Obake (ghost in Japanese) is a photographic series that aims to transcribe the act of walking as a performative process of creating images. The word ghost in Japanese can be translated as ‘the things that change’, and Hay considered ghosts as some shapes or events that gradually change as we look for them or stare at them rather than a myth strictly speaking. Every night for two weeks, she shot pictures during systematic walks together with Marie Sommer. They could be alone or accompanied, either way deciding where they would go or simply walking randomly; the only rule was to walk all night long and every night.
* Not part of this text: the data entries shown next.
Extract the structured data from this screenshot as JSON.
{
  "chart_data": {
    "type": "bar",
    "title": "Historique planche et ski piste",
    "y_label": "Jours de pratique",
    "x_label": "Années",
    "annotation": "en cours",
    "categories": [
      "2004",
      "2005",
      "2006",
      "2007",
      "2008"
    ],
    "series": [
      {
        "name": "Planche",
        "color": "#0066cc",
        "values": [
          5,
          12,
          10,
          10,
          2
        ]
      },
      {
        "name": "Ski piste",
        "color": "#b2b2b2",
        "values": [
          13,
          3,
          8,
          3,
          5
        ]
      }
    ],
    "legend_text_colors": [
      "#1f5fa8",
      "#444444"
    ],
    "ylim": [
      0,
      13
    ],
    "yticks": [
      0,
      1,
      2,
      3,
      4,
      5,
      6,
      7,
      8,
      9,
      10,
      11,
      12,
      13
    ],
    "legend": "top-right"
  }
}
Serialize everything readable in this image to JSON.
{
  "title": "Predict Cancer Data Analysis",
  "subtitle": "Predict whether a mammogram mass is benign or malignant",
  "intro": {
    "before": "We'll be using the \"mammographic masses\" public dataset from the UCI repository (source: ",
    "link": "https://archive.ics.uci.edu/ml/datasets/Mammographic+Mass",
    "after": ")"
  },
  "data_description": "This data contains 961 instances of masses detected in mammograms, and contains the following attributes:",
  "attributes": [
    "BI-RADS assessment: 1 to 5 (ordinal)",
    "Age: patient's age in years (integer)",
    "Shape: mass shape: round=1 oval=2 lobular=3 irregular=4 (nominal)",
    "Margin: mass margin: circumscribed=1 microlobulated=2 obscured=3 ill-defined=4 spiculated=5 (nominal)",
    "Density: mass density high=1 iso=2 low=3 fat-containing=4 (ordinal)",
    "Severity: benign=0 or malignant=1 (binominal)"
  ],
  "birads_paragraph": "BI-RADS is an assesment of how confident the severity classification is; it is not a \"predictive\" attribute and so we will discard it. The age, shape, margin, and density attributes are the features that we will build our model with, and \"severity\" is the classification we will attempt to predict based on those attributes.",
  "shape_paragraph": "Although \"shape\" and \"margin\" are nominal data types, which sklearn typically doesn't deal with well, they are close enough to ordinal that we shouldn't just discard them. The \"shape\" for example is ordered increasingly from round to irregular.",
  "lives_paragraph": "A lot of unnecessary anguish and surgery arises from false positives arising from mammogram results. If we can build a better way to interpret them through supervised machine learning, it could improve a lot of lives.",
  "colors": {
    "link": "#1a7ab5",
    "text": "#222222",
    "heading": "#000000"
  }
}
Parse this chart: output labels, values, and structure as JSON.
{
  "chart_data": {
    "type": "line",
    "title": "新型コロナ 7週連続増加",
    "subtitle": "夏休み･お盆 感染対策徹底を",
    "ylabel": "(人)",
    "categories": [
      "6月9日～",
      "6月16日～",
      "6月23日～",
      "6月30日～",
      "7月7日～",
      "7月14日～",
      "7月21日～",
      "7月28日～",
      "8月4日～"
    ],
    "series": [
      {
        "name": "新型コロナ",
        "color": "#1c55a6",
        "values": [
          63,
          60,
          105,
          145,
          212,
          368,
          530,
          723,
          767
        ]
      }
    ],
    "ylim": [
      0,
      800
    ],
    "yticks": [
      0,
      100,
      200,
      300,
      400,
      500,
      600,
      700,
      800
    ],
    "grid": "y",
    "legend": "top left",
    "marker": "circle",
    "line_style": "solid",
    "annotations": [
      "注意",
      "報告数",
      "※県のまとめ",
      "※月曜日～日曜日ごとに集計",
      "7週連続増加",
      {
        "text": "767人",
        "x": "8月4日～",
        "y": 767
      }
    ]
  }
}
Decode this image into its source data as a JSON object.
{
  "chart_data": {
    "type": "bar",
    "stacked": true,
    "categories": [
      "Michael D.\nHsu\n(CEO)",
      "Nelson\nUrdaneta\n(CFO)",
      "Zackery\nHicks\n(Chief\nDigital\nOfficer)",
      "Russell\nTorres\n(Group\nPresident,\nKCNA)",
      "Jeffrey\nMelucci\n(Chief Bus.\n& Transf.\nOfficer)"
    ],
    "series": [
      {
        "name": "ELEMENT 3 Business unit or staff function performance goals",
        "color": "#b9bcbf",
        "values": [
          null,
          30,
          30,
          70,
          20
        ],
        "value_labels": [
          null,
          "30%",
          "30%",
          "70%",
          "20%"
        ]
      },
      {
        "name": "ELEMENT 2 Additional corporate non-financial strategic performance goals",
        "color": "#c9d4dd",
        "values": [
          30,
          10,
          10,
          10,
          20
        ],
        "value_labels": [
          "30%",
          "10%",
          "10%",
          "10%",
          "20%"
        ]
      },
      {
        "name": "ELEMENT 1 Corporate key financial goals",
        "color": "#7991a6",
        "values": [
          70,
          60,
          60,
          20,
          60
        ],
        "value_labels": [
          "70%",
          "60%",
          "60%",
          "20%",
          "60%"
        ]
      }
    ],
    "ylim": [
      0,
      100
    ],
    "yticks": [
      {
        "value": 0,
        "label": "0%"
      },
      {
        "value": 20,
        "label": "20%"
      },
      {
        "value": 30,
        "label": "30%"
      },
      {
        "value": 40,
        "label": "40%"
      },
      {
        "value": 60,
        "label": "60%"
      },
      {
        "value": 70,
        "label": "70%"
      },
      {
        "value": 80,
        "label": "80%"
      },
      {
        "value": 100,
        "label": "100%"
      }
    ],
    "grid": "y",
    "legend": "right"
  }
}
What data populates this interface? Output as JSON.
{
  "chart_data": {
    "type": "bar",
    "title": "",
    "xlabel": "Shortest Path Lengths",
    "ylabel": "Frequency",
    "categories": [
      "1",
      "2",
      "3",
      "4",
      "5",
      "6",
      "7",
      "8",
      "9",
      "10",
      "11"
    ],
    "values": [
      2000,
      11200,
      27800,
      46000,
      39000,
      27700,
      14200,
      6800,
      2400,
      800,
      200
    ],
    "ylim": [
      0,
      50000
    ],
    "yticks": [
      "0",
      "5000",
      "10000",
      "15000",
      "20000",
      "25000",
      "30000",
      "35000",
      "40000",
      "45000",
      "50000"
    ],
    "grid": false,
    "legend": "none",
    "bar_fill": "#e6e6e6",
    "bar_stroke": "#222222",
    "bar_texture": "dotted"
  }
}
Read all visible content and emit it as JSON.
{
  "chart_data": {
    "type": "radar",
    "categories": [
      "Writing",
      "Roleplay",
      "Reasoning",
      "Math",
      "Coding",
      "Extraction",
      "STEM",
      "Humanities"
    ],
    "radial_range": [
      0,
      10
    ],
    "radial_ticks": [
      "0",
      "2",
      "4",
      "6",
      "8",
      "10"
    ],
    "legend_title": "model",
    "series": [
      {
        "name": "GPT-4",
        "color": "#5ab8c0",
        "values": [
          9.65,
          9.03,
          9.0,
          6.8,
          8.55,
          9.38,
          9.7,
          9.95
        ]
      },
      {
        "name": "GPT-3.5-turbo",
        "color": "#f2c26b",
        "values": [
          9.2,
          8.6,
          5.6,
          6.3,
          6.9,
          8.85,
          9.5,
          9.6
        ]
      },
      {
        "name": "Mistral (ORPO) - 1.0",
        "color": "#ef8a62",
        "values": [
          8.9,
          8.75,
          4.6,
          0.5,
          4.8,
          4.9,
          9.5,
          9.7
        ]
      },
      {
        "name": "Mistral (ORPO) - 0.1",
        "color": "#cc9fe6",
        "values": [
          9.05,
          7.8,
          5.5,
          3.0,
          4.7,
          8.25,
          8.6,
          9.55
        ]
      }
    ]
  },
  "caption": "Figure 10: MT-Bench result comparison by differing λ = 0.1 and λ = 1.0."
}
The series shows silhouettes fading in the dark, the fragile fleeting traces of apparitions met during long nocturnal walks in the Kansai region of Japan. We see the darkness of the surroundings and the highlights of both animate and inanimate subjects. It is a search for nothingness, and during the wanderings Hay noticed a shift in her fellow traveler’s emotion, slightly moving to sweet madness. This physical and mental journey through deserted landscapes establishes the act of wandering as an active way of creating images.
This series is part of a corpus made in collaboration with Marie Sommer during a residency at the Kyoto Art Center. A publication of the project Obake is in the making. The work of Célia Hay is in the first edition of FRESH EYES: a catalogue initiated by GUP featuring 100 of the most talented European photographers currently in the first stage of their career.